日本ファースト、構える与野党 「年内解散得策」の声も



 東京都議選で自民、民進の既成政党を打ち負かした地域政党「都民ファーストの会」の全国版「日本ファーストの会」が、民意の新たな受け皿づくりに向けて動き出した。支持率が上向かない自民も民進も、次期衆院選を控えて浮足立ち、与党内では「いっそ傷が浅いうちに」と早期解散論もささやかれ始めた。

 「東京都で示されたような声を、全国から広く集めたい」。7日、政治団体「日本ファーストの会」の設立を公表した若狭勝衆院議員は記者会見で、新党結成への思いを語った。

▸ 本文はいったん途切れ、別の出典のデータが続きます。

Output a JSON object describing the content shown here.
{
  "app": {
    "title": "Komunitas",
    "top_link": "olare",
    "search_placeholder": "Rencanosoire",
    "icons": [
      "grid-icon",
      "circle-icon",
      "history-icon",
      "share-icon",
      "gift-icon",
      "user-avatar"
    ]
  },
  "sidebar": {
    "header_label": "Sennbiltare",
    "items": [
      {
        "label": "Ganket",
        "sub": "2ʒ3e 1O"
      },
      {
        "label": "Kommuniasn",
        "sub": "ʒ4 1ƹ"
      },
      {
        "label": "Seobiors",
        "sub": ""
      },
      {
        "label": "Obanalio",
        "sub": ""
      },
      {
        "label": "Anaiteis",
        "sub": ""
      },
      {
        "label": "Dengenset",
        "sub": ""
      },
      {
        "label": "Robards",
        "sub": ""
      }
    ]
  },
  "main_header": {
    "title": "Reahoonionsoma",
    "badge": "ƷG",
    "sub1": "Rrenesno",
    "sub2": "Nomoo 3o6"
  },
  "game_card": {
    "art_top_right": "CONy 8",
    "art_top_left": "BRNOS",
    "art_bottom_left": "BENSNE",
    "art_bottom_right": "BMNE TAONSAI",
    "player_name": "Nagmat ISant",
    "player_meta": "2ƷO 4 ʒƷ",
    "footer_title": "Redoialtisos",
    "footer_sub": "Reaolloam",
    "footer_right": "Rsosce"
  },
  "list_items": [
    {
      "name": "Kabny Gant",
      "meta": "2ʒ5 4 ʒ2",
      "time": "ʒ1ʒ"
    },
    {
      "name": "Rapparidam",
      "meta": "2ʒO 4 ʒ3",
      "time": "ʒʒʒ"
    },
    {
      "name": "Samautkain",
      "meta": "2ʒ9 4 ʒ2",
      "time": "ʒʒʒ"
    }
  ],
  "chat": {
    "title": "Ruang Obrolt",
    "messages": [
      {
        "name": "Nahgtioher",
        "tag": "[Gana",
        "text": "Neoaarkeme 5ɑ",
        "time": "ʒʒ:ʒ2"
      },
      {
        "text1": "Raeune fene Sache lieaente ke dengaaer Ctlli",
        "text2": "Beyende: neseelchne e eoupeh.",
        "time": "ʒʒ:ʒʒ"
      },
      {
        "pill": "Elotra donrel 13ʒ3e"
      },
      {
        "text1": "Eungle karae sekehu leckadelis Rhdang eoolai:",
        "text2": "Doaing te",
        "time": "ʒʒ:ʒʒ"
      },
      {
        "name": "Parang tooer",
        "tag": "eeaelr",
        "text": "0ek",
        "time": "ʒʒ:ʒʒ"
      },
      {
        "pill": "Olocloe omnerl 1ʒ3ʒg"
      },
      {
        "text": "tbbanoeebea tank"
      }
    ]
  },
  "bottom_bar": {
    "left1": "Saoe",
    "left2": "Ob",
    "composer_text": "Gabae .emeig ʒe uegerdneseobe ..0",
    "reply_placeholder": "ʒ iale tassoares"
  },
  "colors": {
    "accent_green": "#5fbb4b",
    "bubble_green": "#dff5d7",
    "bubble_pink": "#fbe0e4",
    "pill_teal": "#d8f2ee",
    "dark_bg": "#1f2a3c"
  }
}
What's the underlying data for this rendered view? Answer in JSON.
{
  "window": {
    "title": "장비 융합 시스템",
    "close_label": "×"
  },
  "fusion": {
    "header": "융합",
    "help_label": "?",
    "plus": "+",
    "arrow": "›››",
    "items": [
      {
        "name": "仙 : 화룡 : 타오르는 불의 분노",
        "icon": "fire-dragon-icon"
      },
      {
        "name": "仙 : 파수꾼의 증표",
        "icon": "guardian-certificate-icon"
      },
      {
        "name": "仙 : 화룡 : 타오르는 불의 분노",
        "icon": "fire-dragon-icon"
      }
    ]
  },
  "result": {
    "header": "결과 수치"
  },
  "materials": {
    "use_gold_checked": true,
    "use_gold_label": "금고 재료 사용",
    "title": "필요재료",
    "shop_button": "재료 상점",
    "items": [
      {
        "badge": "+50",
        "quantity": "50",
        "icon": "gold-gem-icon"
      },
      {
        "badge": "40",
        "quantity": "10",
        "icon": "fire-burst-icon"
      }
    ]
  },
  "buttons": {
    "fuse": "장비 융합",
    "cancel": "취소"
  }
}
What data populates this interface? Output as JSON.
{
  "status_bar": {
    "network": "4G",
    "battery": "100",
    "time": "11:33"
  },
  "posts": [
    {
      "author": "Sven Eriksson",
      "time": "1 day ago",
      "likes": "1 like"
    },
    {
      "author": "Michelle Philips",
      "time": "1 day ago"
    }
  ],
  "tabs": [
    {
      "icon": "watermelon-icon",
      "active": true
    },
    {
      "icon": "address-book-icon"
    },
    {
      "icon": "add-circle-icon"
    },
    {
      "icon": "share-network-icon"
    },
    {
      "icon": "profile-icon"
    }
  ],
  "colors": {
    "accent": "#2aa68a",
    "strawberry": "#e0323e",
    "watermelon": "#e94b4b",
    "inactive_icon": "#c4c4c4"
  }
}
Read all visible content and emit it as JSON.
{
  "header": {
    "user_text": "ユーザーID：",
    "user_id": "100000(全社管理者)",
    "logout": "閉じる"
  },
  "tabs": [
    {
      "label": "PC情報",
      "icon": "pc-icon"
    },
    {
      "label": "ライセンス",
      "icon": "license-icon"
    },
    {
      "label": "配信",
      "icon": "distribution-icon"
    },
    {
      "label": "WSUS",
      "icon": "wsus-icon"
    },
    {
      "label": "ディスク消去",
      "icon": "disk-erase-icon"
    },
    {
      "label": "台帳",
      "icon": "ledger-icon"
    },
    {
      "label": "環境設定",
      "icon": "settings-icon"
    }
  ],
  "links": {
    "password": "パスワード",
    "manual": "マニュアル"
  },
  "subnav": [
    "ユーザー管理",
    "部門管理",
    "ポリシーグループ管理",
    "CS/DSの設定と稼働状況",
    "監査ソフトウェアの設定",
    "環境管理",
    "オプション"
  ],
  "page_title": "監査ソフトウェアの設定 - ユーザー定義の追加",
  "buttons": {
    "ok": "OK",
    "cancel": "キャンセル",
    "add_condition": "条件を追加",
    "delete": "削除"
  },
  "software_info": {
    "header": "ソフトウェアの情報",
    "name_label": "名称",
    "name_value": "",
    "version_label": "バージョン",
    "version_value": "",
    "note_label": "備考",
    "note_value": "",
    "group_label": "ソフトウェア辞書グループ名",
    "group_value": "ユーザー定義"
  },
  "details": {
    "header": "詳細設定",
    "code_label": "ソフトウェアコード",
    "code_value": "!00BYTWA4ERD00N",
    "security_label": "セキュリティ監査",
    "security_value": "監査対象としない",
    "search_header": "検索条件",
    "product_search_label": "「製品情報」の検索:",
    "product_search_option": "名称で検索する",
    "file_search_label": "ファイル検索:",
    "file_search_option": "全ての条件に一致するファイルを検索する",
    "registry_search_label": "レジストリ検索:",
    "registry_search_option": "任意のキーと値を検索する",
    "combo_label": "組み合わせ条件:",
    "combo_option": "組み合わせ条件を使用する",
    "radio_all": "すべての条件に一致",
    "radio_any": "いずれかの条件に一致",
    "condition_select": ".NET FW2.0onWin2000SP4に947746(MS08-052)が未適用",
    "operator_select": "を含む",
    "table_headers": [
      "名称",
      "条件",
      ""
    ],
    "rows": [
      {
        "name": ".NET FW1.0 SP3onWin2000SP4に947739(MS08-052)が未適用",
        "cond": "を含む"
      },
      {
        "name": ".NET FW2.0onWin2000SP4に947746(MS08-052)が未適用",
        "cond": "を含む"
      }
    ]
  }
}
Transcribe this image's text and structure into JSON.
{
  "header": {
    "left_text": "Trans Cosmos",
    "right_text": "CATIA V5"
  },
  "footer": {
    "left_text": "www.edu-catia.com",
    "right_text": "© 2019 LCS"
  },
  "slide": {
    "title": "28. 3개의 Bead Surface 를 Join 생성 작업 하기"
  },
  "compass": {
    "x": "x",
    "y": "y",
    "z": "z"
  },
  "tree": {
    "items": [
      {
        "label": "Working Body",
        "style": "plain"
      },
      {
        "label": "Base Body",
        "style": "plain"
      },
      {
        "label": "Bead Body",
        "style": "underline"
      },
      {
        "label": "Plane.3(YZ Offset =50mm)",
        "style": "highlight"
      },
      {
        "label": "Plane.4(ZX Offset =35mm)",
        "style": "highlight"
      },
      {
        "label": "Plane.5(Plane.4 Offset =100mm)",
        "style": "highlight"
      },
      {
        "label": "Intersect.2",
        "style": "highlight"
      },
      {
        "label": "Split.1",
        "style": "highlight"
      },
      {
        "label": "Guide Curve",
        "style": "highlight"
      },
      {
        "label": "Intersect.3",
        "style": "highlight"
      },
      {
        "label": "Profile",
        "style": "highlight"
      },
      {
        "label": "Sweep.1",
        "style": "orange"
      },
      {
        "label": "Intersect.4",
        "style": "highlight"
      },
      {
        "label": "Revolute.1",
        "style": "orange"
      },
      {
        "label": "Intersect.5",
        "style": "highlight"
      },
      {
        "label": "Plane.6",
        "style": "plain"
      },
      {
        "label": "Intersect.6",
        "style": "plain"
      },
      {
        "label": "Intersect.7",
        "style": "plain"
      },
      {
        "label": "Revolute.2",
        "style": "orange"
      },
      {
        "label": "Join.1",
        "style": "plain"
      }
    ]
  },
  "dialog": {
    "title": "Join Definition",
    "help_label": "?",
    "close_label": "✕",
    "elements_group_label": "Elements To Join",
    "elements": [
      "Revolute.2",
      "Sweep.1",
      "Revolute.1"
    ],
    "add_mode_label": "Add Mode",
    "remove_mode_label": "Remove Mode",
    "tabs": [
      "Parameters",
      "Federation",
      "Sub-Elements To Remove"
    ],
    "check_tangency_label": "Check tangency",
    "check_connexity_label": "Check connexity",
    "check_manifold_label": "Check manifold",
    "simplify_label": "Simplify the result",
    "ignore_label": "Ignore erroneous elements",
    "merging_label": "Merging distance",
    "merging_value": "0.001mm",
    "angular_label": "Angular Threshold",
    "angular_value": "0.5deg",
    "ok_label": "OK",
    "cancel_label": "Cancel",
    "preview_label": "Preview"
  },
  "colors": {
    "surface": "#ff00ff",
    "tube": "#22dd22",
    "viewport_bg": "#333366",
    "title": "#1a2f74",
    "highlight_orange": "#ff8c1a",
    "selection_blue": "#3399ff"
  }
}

 まずは9月16日から始める政治塾で、衆院選や参院選に擁立する人材を集める。「民進党は残念ながら受け皿になり得ない」と、自民党や民進党の国会議員らの入塾も受け入れるという。行動を共にしてきた小池氏が率いる地域政党「都民ファーストの会」が圧勝した7月の都議選の勢いに乗り、勢力拡大をねらう。

 ただ、現時点で新党の形や小池氏がどこまでかかわるかは不明確だ。

 記者会見では小池氏との関係に質問が集まったが、若狭氏自身による冒頭の説明では、小池氏への言及はなかった。日本ファーストに加わる国会議員は、代表の若狭氏1人。松沢成文参院議員や民進党を除籍された長島昭久衆院議員、日本維新の会を除名された渡辺喜美参院議員らとの連携がとりざたされているものの、見通しは立っていないという。

 このうちの一人は「若狭さんは焦っている。今にも解散というなら分かるが、(新党結成へ向けた動きは)今のタイミングじゃない」と疑問を口にした。